One unnamed Chinese participant said President Xi Jinping tried to send signals directly through top channels – underscoring the importance of the bilateral relationship early in the Joe Biden administration and signalling that Washington had misinterpreted China’s strategic intention in the March 2022 phone call – only to be rebuffed, according to the report.

The misinterpretation related to the gravity of the Taiwan situation, analysts said.

“The Chinese side felt the US did not reciprocate these positive messages, and wondered if the US heard such messages at all,” the report said.

“Chinese participants also wondered if a tougher approach to China was reflective of partisanship and the Biden administration’s weak hold on Congress.”

US President Joe Biden participates in a virtual meeting with Chinese President Xi Jinping on November 15. Photo: Getty Images/TNS

The account of the discussions painted an image of each side staking out positions it viewed as defensive only to see those positions interpreted as hostile and aggressive by the other camp.

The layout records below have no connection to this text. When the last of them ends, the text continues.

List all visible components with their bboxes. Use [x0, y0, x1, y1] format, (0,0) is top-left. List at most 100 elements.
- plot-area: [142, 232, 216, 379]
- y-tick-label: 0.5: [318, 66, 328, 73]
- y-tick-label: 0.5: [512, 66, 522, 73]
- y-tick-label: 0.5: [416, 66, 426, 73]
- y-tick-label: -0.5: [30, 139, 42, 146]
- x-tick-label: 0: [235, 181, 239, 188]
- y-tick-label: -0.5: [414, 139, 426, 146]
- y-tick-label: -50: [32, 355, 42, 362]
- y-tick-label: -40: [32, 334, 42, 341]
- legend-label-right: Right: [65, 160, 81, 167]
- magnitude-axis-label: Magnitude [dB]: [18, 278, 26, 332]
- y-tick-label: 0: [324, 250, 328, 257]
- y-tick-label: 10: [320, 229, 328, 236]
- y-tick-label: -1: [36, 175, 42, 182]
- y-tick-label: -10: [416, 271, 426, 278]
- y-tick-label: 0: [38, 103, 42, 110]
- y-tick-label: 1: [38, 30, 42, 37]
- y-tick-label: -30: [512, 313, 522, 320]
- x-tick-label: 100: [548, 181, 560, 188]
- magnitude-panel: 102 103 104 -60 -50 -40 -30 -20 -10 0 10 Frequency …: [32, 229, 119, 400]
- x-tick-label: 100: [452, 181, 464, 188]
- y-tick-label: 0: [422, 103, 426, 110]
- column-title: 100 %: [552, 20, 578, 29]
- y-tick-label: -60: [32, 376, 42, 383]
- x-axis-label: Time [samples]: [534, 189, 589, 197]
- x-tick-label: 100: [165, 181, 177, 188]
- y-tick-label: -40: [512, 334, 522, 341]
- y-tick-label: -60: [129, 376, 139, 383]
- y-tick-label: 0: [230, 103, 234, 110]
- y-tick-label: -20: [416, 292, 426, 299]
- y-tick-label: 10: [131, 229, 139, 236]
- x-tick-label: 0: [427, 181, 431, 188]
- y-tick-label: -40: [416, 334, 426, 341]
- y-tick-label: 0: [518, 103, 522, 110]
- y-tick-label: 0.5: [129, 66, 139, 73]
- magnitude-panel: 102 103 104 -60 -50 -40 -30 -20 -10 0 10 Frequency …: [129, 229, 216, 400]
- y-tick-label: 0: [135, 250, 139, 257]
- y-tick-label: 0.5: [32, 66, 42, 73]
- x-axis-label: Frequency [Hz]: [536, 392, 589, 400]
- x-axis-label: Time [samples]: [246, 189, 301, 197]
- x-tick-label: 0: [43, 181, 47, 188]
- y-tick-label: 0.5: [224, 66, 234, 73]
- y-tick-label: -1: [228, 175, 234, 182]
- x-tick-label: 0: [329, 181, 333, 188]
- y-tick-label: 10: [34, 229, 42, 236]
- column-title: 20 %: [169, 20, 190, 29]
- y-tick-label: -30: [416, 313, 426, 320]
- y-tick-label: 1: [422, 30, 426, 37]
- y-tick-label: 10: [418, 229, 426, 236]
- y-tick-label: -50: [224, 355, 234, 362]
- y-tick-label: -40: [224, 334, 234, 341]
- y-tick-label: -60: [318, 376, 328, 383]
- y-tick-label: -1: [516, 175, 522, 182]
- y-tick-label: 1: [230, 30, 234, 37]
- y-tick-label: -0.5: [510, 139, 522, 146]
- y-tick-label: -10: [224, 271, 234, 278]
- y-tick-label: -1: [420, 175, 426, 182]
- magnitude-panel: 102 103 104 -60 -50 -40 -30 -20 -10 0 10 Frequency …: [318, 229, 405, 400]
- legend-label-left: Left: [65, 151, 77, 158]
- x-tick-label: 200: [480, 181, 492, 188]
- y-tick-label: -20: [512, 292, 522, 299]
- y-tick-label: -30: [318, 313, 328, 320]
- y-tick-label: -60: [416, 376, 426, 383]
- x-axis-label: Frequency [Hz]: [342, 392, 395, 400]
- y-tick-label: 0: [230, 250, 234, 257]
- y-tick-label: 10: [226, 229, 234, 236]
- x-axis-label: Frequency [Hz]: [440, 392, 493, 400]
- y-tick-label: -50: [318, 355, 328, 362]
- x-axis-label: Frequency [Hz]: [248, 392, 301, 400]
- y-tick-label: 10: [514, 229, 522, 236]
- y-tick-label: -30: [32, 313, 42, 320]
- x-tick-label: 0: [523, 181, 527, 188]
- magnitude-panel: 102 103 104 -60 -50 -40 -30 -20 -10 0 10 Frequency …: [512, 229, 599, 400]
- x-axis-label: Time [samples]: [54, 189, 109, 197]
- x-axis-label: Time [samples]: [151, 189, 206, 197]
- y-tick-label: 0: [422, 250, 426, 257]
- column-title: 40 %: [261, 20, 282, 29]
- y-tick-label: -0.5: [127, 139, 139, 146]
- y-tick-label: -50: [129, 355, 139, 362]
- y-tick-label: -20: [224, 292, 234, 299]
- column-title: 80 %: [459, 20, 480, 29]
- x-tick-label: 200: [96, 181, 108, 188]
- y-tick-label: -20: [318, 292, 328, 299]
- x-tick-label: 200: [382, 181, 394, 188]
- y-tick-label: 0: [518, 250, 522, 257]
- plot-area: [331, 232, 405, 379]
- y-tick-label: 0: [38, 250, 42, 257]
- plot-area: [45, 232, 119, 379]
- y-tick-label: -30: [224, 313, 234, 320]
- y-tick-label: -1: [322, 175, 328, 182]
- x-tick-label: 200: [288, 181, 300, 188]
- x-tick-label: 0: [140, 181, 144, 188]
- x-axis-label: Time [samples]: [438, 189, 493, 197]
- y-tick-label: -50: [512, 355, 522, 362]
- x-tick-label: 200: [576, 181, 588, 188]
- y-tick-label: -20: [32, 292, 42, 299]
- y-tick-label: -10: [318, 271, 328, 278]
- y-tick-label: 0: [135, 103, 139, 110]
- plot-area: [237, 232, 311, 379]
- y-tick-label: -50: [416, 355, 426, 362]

While Beijing welcomed US statements suggesting it did not seek regime change, for example, it found it difficult to reconcile these with a heightened US rhetoric and military posture.

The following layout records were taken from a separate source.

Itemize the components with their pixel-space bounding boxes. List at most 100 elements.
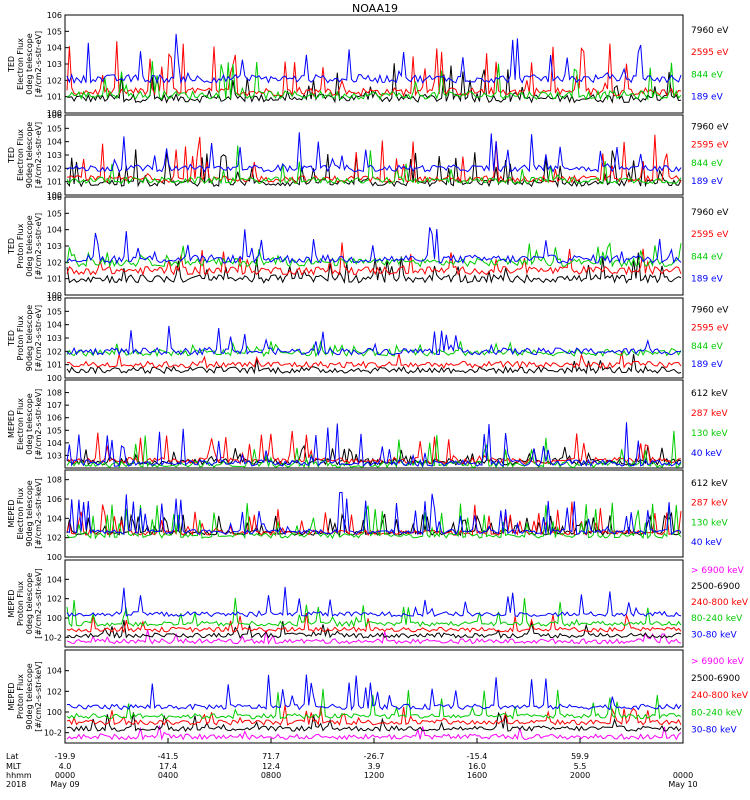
- x-tick-label: -41.5: [158, 752, 179, 761]
- y-axis-label-line: TED: [7, 238, 16, 255]
- y-axis-label-line: [#/cm2-s-str-eV]: [34, 213, 43, 279]
- series-trace: [66, 586, 682, 618]
- legend-entry: 2500-6900: [691, 582, 740, 592]
- y-axis-label-line: 90deg telescope: [25, 122, 34, 189]
- series-trace: [66, 227, 682, 265]
- legend-entry: 40 keV: [691, 538, 723, 548]
- y-tick-label: 106: [47, 111, 62, 120]
- x-tick-label: 59.9: [571, 752, 589, 761]
- x-row-label: MLT: [6, 762, 21, 771]
- x-row-label: Lat: [6, 752, 19, 761]
- panel-frame: [64, 379, 684, 469]
- panel-6: 100 102 104 106 108 MEPED Electron Flux 90deg t…: [7, 469, 728, 562]
- y-axis-label-line: Electron Flux: [16, 398, 25, 450]
- legend-entry: 189 eV: [691, 360, 724, 370]
- x-tick-label: 71.7: [262, 752, 280, 761]
- legend-entry: 189 eV: [691, 275, 724, 285]
- y-tick-label: 102: [47, 534, 62, 543]
- legend-entry: > 6900 keV: [691, 657, 745, 667]
- legend-entry: 844 eV: [691, 342, 724, 352]
- legend-entry: 80-240 keV: [691, 708, 743, 718]
- y-tick-label: 104: [47, 321, 62, 330]
- series-trace: [66, 325, 682, 357]
- x-tick-label: May 09: [50, 780, 79, 789]
- panel-frame: [64, 469, 684, 558]
- x-tick-label: -26.7: [364, 752, 385, 761]
- legend-entry: 844 eV: [691, 70, 724, 80]
- y-tick-label: 106: [47, 11, 62, 20]
- x-tick-label: 3.9: [368, 762, 381, 771]
- series-trace: [66, 422, 682, 468]
- y-axis-label-line: 90deg telescope: [25, 305, 34, 372]
- series-trace: [66, 613, 682, 634]
- y-tick-label: 104: [47, 667, 62, 676]
- y-tick-label: 102: [47, 258, 62, 267]
- y-tick-label: 10-2: [44, 633, 62, 642]
- y-tick-label: 102: [47, 347, 62, 356]
- series-trace: [66, 430, 682, 469]
- legend-entry: 240-800 keV: [691, 598, 749, 608]
- series-trace: [66, 619, 682, 639]
- y-tick-label: 101: [47, 361, 62, 370]
- series-trace: [66, 598, 682, 628]
- y-axis-label-line: Proton Flux: [16, 315, 25, 360]
- y-tick-label: 104: [47, 439, 62, 448]
- y-axis-label-line: Electron Flux: [16, 487, 25, 539]
- series-trace: [66, 688, 682, 720]
- y-axis-label-line: 0deg telescope: [25, 215, 34, 276]
- y-axis-label-line: Electron Flux: [16, 129, 25, 181]
- y-axis-label: TED Electron Flux 0deg telescope [#/cm2-s-s…: [7, 31, 43, 97]
- y-axis-label: MEPED Proton Flux 0deg telescope [#/cm2-s-s…: [7, 568, 43, 639]
- y-axis-label-line: Electron Flux: [16, 38, 25, 90]
- legend-entry: 612 keV: [691, 389, 728, 399]
- series-trace: [66, 511, 682, 537]
- y-axis-label-line: Proton Flux: [16, 674, 25, 719]
- y-axis-label-line: TED: [7, 56, 16, 73]
- y-tick-label: 106: [47, 414, 62, 423]
- series-trace: [66, 60, 682, 101]
- legend-entry: 2500-6900: [691, 674, 740, 684]
- legend-entry: 2595 eV: [691, 48, 729, 58]
- x-row-label: hhmm: [6, 771, 32, 780]
- y-axis-label: MEPED Electron Flux 90deg telescope [#/cm2-…: [7, 478, 43, 549]
- legend-entry: > 6900 keV: [691, 566, 745, 576]
- y-axis-label: TED Proton Flux 90deg telescope [#/cm2-s-st…: [7, 305, 43, 372]
- y-axis-label: TED Proton Flux 0deg telescope [#/cm2-s-str…: [7, 213, 43, 279]
- x-tick-label: 0000: [55, 771, 75, 780]
- legend-entry: 287 keV: [691, 409, 728, 419]
- y-axis-label-line: [#/cm2-s-str-eV]: [34, 31, 43, 97]
- y-tick-label: 105: [47, 307, 62, 316]
- y-tick-label: 101: [47, 93, 62, 102]
- figure-title: NOAA19: [352, 2, 398, 15]
- y-tick-label: 106: [47, 495, 62, 504]
- y-axis-label-line: [#/cm2-s-str-keV]: [34, 478, 43, 549]
- series-trace: [66, 63, 682, 104]
- y-tick-label: 103: [47, 60, 62, 69]
- y-tick-label: 104: [47, 575, 62, 584]
- y-tick-label: 108: [47, 389, 62, 398]
- x-tick-label: -19.9: [55, 752, 76, 761]
- x-tick-label: 0400: [158, 771, 178, 780]
- y-axis-label-line: 90deg telescope: [25, 663, 34, 730]
- x-tick-label: 5.5: [574, 762, 587, 771]
- x-tick-label: 17.4: [159, 762, 177, 771]
- x-tick-label: 16.0: [468, 762, 486, 771]
- legend-entry: 287 keV: [691, 499, 728, 509]
- y-axis-label-line: [#/cm2-s-str-eV]: [34, 305, 43, 371]
- legend-entry: 844 eV: [691, 159, 724, 169]
- y-axis-label-line: [#/cm2-s-str-eV]: [34, 122, 43, 188]
- panel-2: 100 101 102 103 104 105 106 TED Electron Flux 90d…: [7, 111, 729, 200]
- series-trace: [66, 340, 682, 358]
- y-tick-label: 101: [47, 275, 62, 284]
- x-tick-label: 1600: [467, 771, 487, 780]
- series-trace: [66, 41, 682, 98]
- y-axis-label-line: MEPED: [7, 410, 16, 438]
- x-row-label: 2018: [6, 780, 26, 789]
- legend-entry: 80-240 keV: [691, 614, 743, 624]
- panel-7: 10-2 100 102 104 MEPED Proton Flux 0deg telesc…: [7, 559, 749, 648]
- y-axis-label-line: TED: [7, 330, 16, 347]
- y-tick-label: 104: [47, 44, 62, 53]
- y-tick-label: 101: [47, 178, 62, 187]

Similarly, even as China views its statements defending the sovereignty of its periphery as defensive, the US and its regional allies see these as escalatory and confrontational.

“Suspicion clouds attempts to find specific common ground, and lends credibility to worst-case scenario analysis and fears of entrapment,” the committee said.

How US-China cold war could lead to more conflict, but also more peace

This even extended to seemingly minor issues. One unnamed Chinese participant pointed out that China viewed the offer of US Covid-19 vaccines as a potential trap. If it accepted, the US media would jump on it as proof that Chinese vaccines did not work.

In fact, virtually any positive response to a US initiative is perilous in a political climate in which the US is viewed as determined to contain China, another said.

As relations have soured badly, areas that used to bridge differences have become tools to be weaponised, participants said, including trade, sanctions and financial systems.

“A Chinese participant explained that many Chinese feel US sanctions over Xinjiang are aimed at regime change, not policy change, and are driven by containment strategies rather than morals,” the report said.

“American participants felt the economic stress China had placed on US allies had lent credence to calls for decoupling and sparked supply chain restructuring.”